On this page: About the National Data | Methodology | History
About the National Data
Data
Data Source: Fatality Analysis Reporting System (FARS), DOT/NHTSA
Baseline: 46.8 percent of passenger vehicle occupant deaths with known restraint status were unrestrained in 2017
Target: 41.9 percent
Methodology
Methodology notes
The National Highway Traffic Safety Administration (NHTSA) defines an occupant as any person who is in or upon a motor vehicle in transport. This includes the driver, passengers, and persons riding on the exterior of a motor vehicle. Passenger vehicles are defined as motor vehicles weighing less than 10,000 pounds and include passenger cars and light trucks (SUVs, pickup trucks, vans, and other light trucks).
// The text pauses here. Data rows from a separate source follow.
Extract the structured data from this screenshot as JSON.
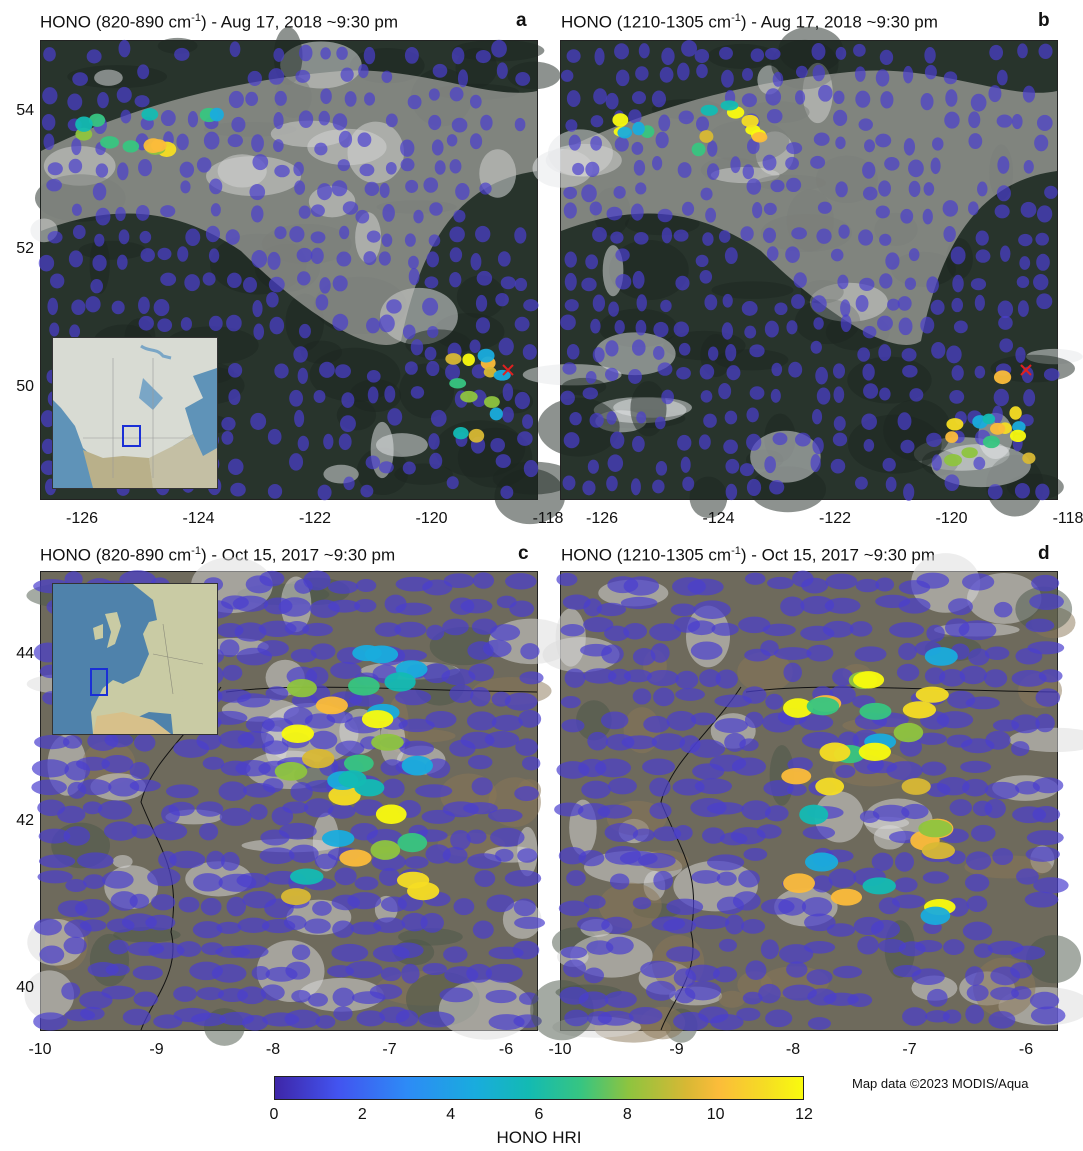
{
  "panels": {
    "a": {
      "title_prefix": "HONO (820-890 cm",
      "title_sup": "-1",
      "title_suffix": ") - Aug 17, 2018  ~9:30 pm",
      "letter": "a",
      "x_ticks": [
        "-126",
        "-124",
        "-122",
        "-120",
        "-118"
      ],
      "y_ticks": [
        "54",
        "52",
        "50"
      ],
      "has_inset": true,
      "inset_region": "north-america",
      "fire_marker": true
    },
    "b": {
      "title_prefix": "HONO (1210-1305 cm",
      "title_sup": "-1",
      "title_suffix": ") - Aug 17, 2018  ~9:30 pm",
      "letter": "b",
      "x_ticks": [
        "-126",
        "-124",
        "-122",
        "-120",
        "-118"
      ],
      "y_ticks": [],
      "has_inset": false,
      "fire_marker": true
    },
    "c": {
      "title_prefix": "HONO (820-890 cm",
      "title_sup": "-1",
      "title_suffix": ") - Oct 15, 2017  ~9:30 pm",
      "letter": "c",
      "x_ticks": [
        "-10",
        "-9",
        "-8",
        "-7",
        "-6"
      ],
      "y_ticks": [
        "44",
        "42",
        "40"
      ],
      "has_inset": true,
      "inset_region": "europe",
      "fire_marker": false
    },
    "d": {
      "title_prefix": "HONO (1210-1305 cm",
      "title_sup": "-1",
      "title_suffix": ") - Oct 15, 2017  ~9:30 pm",
      "letter": "d",
      "x_ticks": [
        "-10",
        "-9",
        "-8",
        "-7",
        "-6"
      ],
      "y_ticks": [],
      "has_inset": false,
      "fire_marker": false
    }
  },
  "colorbar": {
    "label": "HONO HRI",
    "ticks": [
      "0",
      "2",
      "4",
      "6",
      "8",
      "10",
      "12"
    ],
    "min": 0,
    "max": 12,
    "colormap": [
      "#3e26a8",
      "#4254f0",
      "#2d8bf6",
      "#19acdd",
      "#13bab3",
      "#37c581",
      "#8ec43f",
      "#d8b834",
      "#fbbc3a",
      "#f5dd23",
      "#f9fb0e"
    ]
  },
  "credit": "Map data ©2023 MODIS/Aqua",
  "colors": {
    "background_dots": "#4a3fcf",
    "fire_marker": "#e02020",
    "inset_box": "#1a2fd6",
    "land_brown": "#7a6a4a",
    "forest_dark": "#1e2a22",
    "smoke": "#b9b4b0"
  },
  "hri_points": {
    "a": [
      [
        5,
        7
      ],
      [
        7,
        9
      ],
      [
        6,
        11
      ],
      [
        8,
        12
      ],
      [
        7,
        6
      ],
      [
        6,
        8
      ],
      [
        6,
        10
      ],
      [
        4,
        4
      ],
      [
        5,
        3
      ],
      [
        7,
        5
      ],
      [
        9,
        6
      ],
      [
        8,
        4
      ]
    ],
    "b": [
      [
        12,
        8
      ],
      [
        11,
        11
      ],
      [
        12,
        12
      ],
      [
        10,
        10
      ],
      [
        12,
        9
      ],
      [
        11,
        7
      ],
      [
        5,
        6
      ],
      [
        4,
        4
      ],
      [
        6,
        3
      ],
      [
        8,
        5
      ],
      [
        12,
        11
      ],
      [
        6,
        10
      ],
      [
        5,
        4
      ],
      [
        12,
        7
      ]
    ],
    "c": [
      [
        3,
        4
      ],
      [
        7,
        3
      ],
      [
        6,
        5
      ],
      [
        4,
        6
      ],
      [
        8,
        7
      ],
      [
        12,
        8
      ],
      [
        11,
        6
      ],
      [
        5,
        9
      ],
      [
        7,
        12
      ],
      [
        10,
        11
      ],
      [
        4,
        3
      ],
      [
        11,
        12
      ],
      [
        3,
        5
      ],
      [
        5,
        7
      ]
    ],
    "d": [
      [
        3,
        4
      ],
      [
        6,
        7
      ],
      [
        10,
        9
      ],
      [
        11,
        12
      ],
      [
        9,
        11
      ],
      [
        8,
        10
      ],
      [
        4,
        5
      ],
      [
        12,
        12
      ],
      [
        6,
        8
      ],
      [
        10,
        7
      ],
      [
        11,
        9
      ],
      [
        5,
        3
      ],
      [
        12,
        11
      ],
      [
        7,
        6
      ]
    ]
  }
}
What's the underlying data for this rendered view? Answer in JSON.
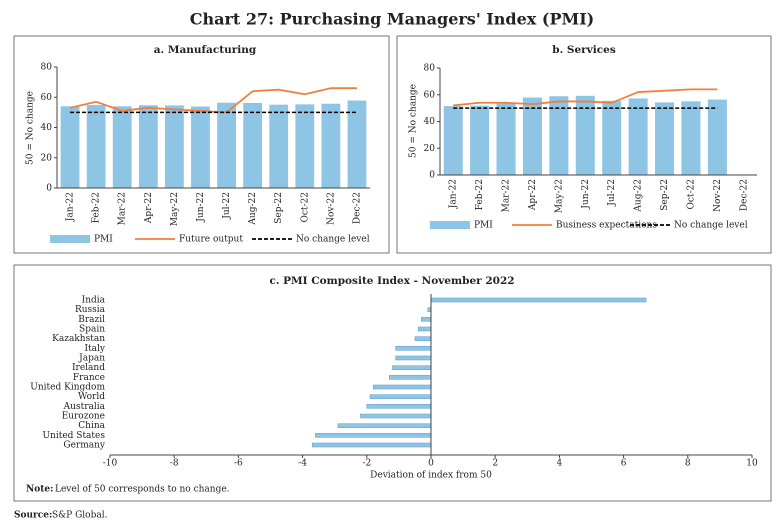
{
  "title": "Chart 27: Purchasing Managers' Index (PMI)",
  "note_label": "Note:",
  "note": "Level of 50 corresponds to no change.",
  "source_label": "Source:",
  "source": "S&P Global.",
  "chart_data": [
    {
      "type": "combo",
      "title": "a. Manufacturing",
      "ylabel": "50 = No change",
      "categories": [
        "Jan-22",
        "Feb-22",
        "Mar-22",
        "Apr-22",
        "May-22",
        "Jun-22",
        "Jul-22",
        "Aug-22",
        "Sep-22",
        "Oct-22",
        "Nov-22",
        "Dec-22"
      ],
      "ylim": [
        0,
        80
      ],
      "yticks": [
        0,
        20,
        40,
        60,
        80
      ],
      "series": [
        {
          "name": "PMI",
          "mark": "bar",
          "color": "#8ec4e4",
          "values": [
            54.0,
            54.9,
            54.0,
            54.7,
            54.6,
            53.9,
            56.4,
            56.2,
            55.1,
            55.3,
            55.7,
            57.8
          ]
        },
        {
          "name": "Future output",
          "mark": "line",
          "color": "#f07f3c",
          "values": [
            53,
            57,
            51,
            53,
            52,
            51,
            50,
            64,
            65,
            62,
            66,
            66
          ]
        },
        {
          "name": "No change level",
          "mark": "line",
          "dashed": true,
          "color": "#000000",
          "values": [
            50,
            50,
            50,
            50,
            50,
            50,
            50,
            50,
            50,
            50,
            50,
            50
          ]
        }
      ]
    },
    {
      "type": "combo",
      "title": "b. Services",
      "ylabel": "50 = No change",
      "categories": [
        "Jan-22",
        "Feb-22",
        "Mar-22",
        "Apr-22",
        "May-22",
        "Jun-22",
        "Jul-22",
        "Aug-22",
        "Sep-22",
        "Oct-22",
        "Nov-22",
        "Dec-22"
      ],
      "ylim": [
        0,
        80
      ],
      "yticks": [
        0,
        20,
        40,
        60,
        80
      ],
      "series": [
        {
          "name": "PMI",
          "mark": "bar",
          "color": "#8ec4e4",
          "values": [
            51.5,
            51.8,
            53.6,
            57.9,
            58.9,
            59.2,
            55.5,
            57.2,
            54.3,
            55.1,
            56.4,
            null
          ]
        },
        {
          "name": "Business expectations",
          "mark": "line",
          "color": "#f07f3c",
          "values": [
            52,
            54,
            54,
            53,
            55,
            55,
            54,
            62,
            63,
            64,
            64,
            null
          ]
        },
        {
          "name": "No change level",
          "mark": "line",
          "dashed": true,
          "color": "#000000",
          "values": [
            50,
            50,
            50,
            50,
            50,
            50,
            50,
            50,
            50,
            50,
            50,
            null
          ]
        }
      ]
    },
    {
      "type": "hbar",
      "title": "c. PMI Composite Index - November 2022",
      "xlabel": "Deviation of index from 50",
      "categories": [
        "India",
        "Russia",
        "Brazil",
        "Spain",
        "Kazakhstan",
        "Italy",
        "Japan",
        "Ireland",
        "France",
        "United Kingdom",
        "World",
        "Australia",
        "Eurozone",
        "China",
        "United States",
        "Germany"
      ],
      "values": [
        6.7,
        -0.1,
        -0.3,
        -0.4,
        -0.5,
        -1.1,
        -1.1,
        -1.2,
        -1.3,
        -1.8,
        -1.9,
        -2.0,
        -2.2,
        -2.9,
        -3.6,
        -3.7
      ],
      "color": "#8ec4e4",
      "xlim": [
        -10,
        10
      ],
      "xticks": [
        -10,
        -8,
        -6,
        -4,
        -2,
        0,
        2,
        4,
        6,
        8,
        10
      ]
    }
  ]
}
A crash is defined as an event that produces injury and/or property damage, involves a motor vehicle in transport, and occurs on a trafficway or while the vehicle is still in motion after running off the trafficway (any road, street, or highway open to the public as a matter of right or custom for moving persons or property from one place to another). FARS data are obtained solely from a State's existing documents, including police crash reports, death certificates (coded to ICD-10 V30–V39 [.4–.9], V40–V49 [.4–.9], V50–V59 [.4–.9], V60–V69 [.4–.9], V70–V79 [.4–.9], V81.1, V82.1, V83–V86 [.0–.3], V20–V28 [.3–.9]. V29 [.4–.9], V12–V14 [.3–.9], V19 [.4–.6], V02–V04 [.1, .9], V09.2, V80 [.3–.5], V87 [.0–.8], V89.2), vehicle registration files, and hospital medical reports.
History
1. Effect size h=0.1 was chosen to correspond with 10% improvement from a baseline of 50%.